Welcome to The Update, Graeme. Tell us about yourself.
I’m an alternate history and spy thriller novelist, and the author of the award-winning novel A Kill in the Morning. I also run a website where I review spy thrillers and advise aspiring authors about writing and getting published.
What got you interested in alternate history?
I'd always been interested in military history and wargames, and I read SS-GB by Len Deighton when I was a teenager. But I think what really got me interested was two things: reading Fatherland by Robert Harris and joining Alternatehistory.com. This was quite a while ago now and there weren't the same social media options, so being able to chat to people from all over the world about a shared interest was a new and exciting thing for me.
Tell us about A Kill in the Morning.
YouWriteOn Book of the Year, an AlternateHistory.com Superlative Award and it was shortlisted for the Terry Pratchett Prize.

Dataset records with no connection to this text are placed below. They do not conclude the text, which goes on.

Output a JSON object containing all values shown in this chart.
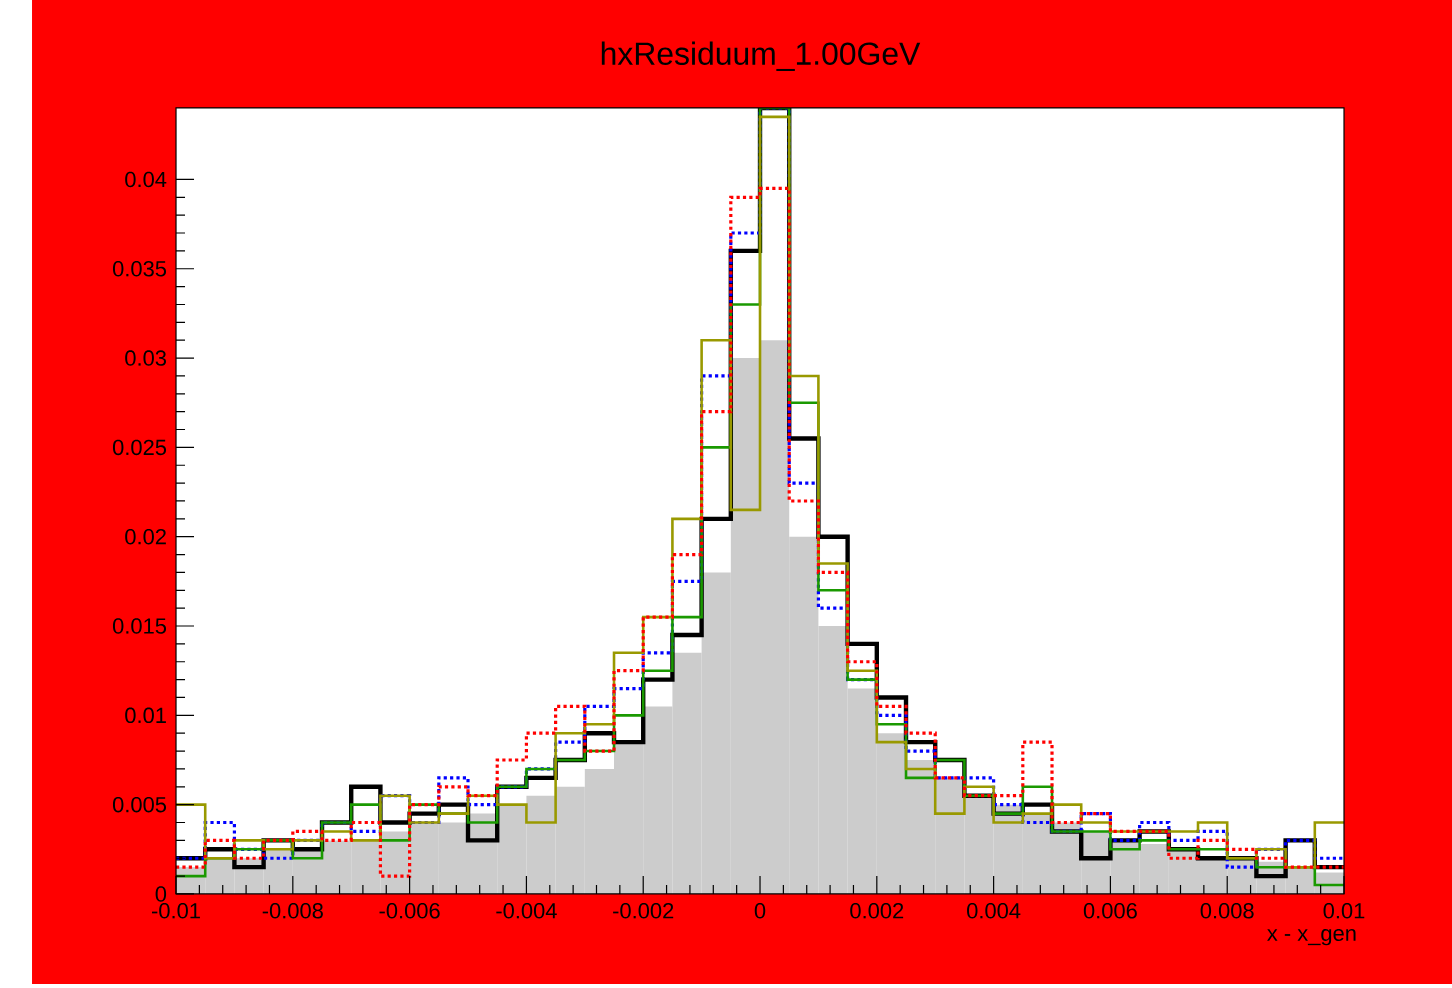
{
  "chart_data": {
    "type": "histogram",
    "title": "hxResiduum_1.00GeV",
    "xlabel": "x - x_gen",
    "bins": [
      -0.01,
      -0.0095,
      -0.009,
      -0.0085,
      -0.008,
      -0.0075,
      -0.007,
      -0.0065,
      -0.006,
      -0.0055,
      -0.005,
      -0.0045,
      -0.004,
      -0.0035,
      -0.003,
      -0.0025,
      -0.002,
      -0.0015,
      -0.001,
      -0.0005,
      0,
      0.0005,
      0.001,
      0.0015,
      0.002,
      0.0025,
      0.003,
      0.0035,
      0.004,
      0.0045,
      0.005,
      0.0055,
      0.006,
      0.0065,
      0.007,
      0.0075,
      0.008,
      0.0085,
      0.009,
      0.0095,
      0.01
    ],
    "series": [
      {
        "color": "#000000",
        "line_style": "solid",
        "values": [
          0.002,
          0.0025,
          0.0015,
          0.003,
          0.0025,
          0.004,
          0.006,
          0.004,
          0.0045,
          0.005,
          0.003,
          0.006,
          0.0065,
          0.0075,
          0.009,
          0.0085,
          0.012,
          0.0145,
          0.021,
          0.036,
          0.044,
          0.0255,
          0.02,
          0.014,
          0.011,
          0.0085,
          0.0075,
          0.0055,
          0.0045,
          0.005,
          0.0035,
          0.002,
          0.003,
          0.0035,
          0.0025,
          0.002,
          0.002,
          0.001,
          0.003,
          0.0015
        ]
      },
      {
        "color": "#0000ff",
        "line_style": "dotted",
        "values": [
          0.002,
          0.004,
          0.0025,
          0.002,
          0.003,
          0.004,
          0.0035,
          0.0055,
          0.004,
          0.0065,
          0.005,
          0.006,
          0.007,
          0.0085,
          0.0105,
          0.0115,
          0.0135,
          0.0175,
          0.029,
          0.037,
          0.044,
          0.023,
          0.016,
          0.012,
          0.01,
          0.008,
          0.0065,
          0.0065,
          0.005,
          0.004,
          0.0035,
          0.0045,
          0.003,
          0.004,
          0.003,
          0.0035,
          0.0015,
          0.0025,
          0.003,
          0.002
        ]
      },
      {
        "color": "#1a9900",
        "line_style": "solid",
        "values": [
          0.001,
          0.002,
          0.0025,
          0.003,
          0.002,
          0.004,
          0.005,
          0.003,
          0.005,
          0.0045,
          0.004,
          0.006,
          0.007,
          0.0075,
          0.008,
          0.01,
          0.0125,
          0.0155,
          0.025,
          0.033,
          0.044,
          0.0275,
          0.017,
          0.012,
          0.0095,
          0.0065,
          0.0075,
          0.0055,
          0.0045,
          0.006,
          0.0035,
          0.0035,
          0.0025,
          0.003,
          0.0025,
          0.0025,
          0.002,
          0.0015,
          0.0015,
          0.0005
        ]
      },
      {
        "color": "#999900",
        "line_style": "solid",
        "values": [
          0.005,
          0.002,
          0.003,
          0.0025,
          0.003,
          0.0035,
          0.003,
          0.0055,
          0.004,
          0.0045,
          0.0055,
          0.005,
          0.004,
          0.009,
          0.0095,
          0.0135,
          0.0155,
          0.021,
          0.031,
          0.0215,
          0.0435,
          0.029,
          0.0185,
          0.0125,
          0.0085,
          0.007,
          0.0045,
          0.006,
          0.004,
          0.0045,
          0.005,
          0.004,
          0.0035,
          0.0035,
          0.0035,
          0.004,
          0.002,
          0.0025,
          0.0015,
          0.004
        ]
      },
      {
        "color": "#ff0000",
        "line_style": "dotted",
        "values": [
          0.0015,
          0.003,
          0.002,
          0.003,
          0.0035,
          0.003,
          0.004,
          0.001,
          0.005,
          0.006,
          0.0055,
          0.0075,
          0.009,
          0.0105,
          0.008,
          0.0125,
          0.0155,
          0.019,
          0.027,
          0.039,
          0.0395,
          0.022,
          0.018,
          0.013,
          0.0105,
          0.009,
          0.0065,
          0.0055,
          0.0055,
          0.0085,
          0.004,
          0.0045,
          0.0035,
          0.0035,
          0.002,
          0.003,
          0.0025,
          0.002,
          0.0015,
          0.0015
        ]
      },
      {
        "color": "#cccccc",
        "values": [
          0.0015,
          0.002,
          0.002,
          0.0025,
          0.0025,
          0.003,
          0.003,
          0.0035,
          0.004,
          0.004,
          0.0045,
          0.005,
          0.0055,
          0.006,
          0.007,
          0.0085,
          0.0105,
          0.0135,
          0.018,
          0.03,
          0.031,
          0.02,
          0.015,
          0.0115,
          0.009,
          0.0075,
          0.0065,
          0.0055,
          0.005,
          0.0045,
          0.004,
          0.0035,
          0.003,
          0.0028,
          0.0025,
          0.002,
          0.002,
          0.0018,
          0.0015,
          0.0012
        ]
      }
    ],
    "xlim": [
      -0.01,
      0.01
    ],
    "ylim": [
      0,
      0.044
    ],
    "xticks": [
      -0.01,
      -0.008,
      -0.006,
      -0.004,
      -0.002,
      0,
      0.002,
      0.004,
      0.006,
      0.008,
      0.01
    ],
    "yticks": [
      0,
      0.005,
      0.01,
      0.015,
      0.02,
      0.025,
      0.03,
      0.035,
      0.04
    ],
    "grid": false
  }
}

Stephen Baxter, winner of multiple literary awards, including the Philip K Dick Award, and the John W Campbell Memorial Award, sends this review: “Superbly researched, scarily plausible, and with a great narrative drive – A Kill in the Morning is a cracking counterfactual, and a terrific debut.”
What inspired you to write it?
I’d had an image in my head for years of hanger doors grinding open to reveal an amazing superweapon that I could never quite see. I also had inspiration from all the classic spy novels I'd read. When I started writing, all those ideas just seemed to flood out. About halfway through, I suddenly realised how it had to end and that it was really going to work. I sat back and just thought, "This is the story I was born to write". It was an amazing moment. I felt like a sculptor, chipping away and finding the sculpture was already there inside the marble.
Did you post the original version of the story on AlternateHistory.com?
Yes, AlternateHistory.com was incredibly useful to me. One of the hardest things when you're writing a first draft is the feeling that "it'll never be finished, it's crap, and no one cares anyway". So having ‘fans’ clamouring for the next episode helped to keep me writing. A Kill in the Morning was a big hit on AlternateHistory.com, and winning the Superlative Turtledove award was a huge confidence boost.
Posting every few days did have some disadvantages, for example, I couldn't go back to change things that weren't quite working or introduce things I'd need later and just had to plow on. But actually, for a first draft, 'plowing on' is probably for the best.
The commercially published version is hugely improved from that initial AlternateHistory.com draft of course. It’s 30% longer for one thing, but at the same time I've trimmed out all those bits that didn't work.
Who designed the cover?
article on my website where I explain the cover design process in detail. It includes the concept art, etc.
Are there any sequels on the horizon?
I'm editing a novel called Angel in Amber at the moment and hoping to bring that out next year. Angel in Amber is a thriller set in the near future, with Britain trapped between a feuding USA and Europe. It's written in the same all-action style as A Kill in the Morning. After that, there will be sequels to A Kill in the Morning. I've worked out how the series will continue and I've already written the first chapter of the next book.
What are you reading now?
The novel I’m reading is Ministry of Fear by Graham Greene. I’m rereading all his spy-related novels. A non-fiction book I’ve been reading is Inside the Third Reich by Albert Speer, as part of my research for the sequel to A Kill in the Morning.
Do you have any advice for aspiring writers?
First and most important: don’t give up the day job!
It took me ten years to get published, and that’s not unusual. Even most commercially published writers have to teach writing to make ends meet.
Second, you have to realise the first draft isn’t the end.
You need to write at least three drafts before you even attempt to find an agent or publisher. There will be at least three more drafts if they buy your book. Related to that: learn the rules of editing - you’re wasting every one’s time, including your own, if you send out work that has basic errors in it.
Third, keep learning and improving.
Read all the classic examples of the kind of novel you want to write, buy books about writing techniques, do creative writing courses, join critique groups, online and in real life, and really listen to your feedback. Learning is the key difference between eventual success and ongoing failure in my opinion. Everyone always says not to give up, and it’s true that you shouldn't, but you have to get better too.
Commercial publishing is a relationship business. You either have to know people or be extremely lucky if you want to get commercially published. How do you network though? Start with other authors. Support each other. Help each other. They move in the circles you need to get into.
Finally don’t give up.
If you keep writing, keep learning and improving and keep networking, you’ll get published eventually.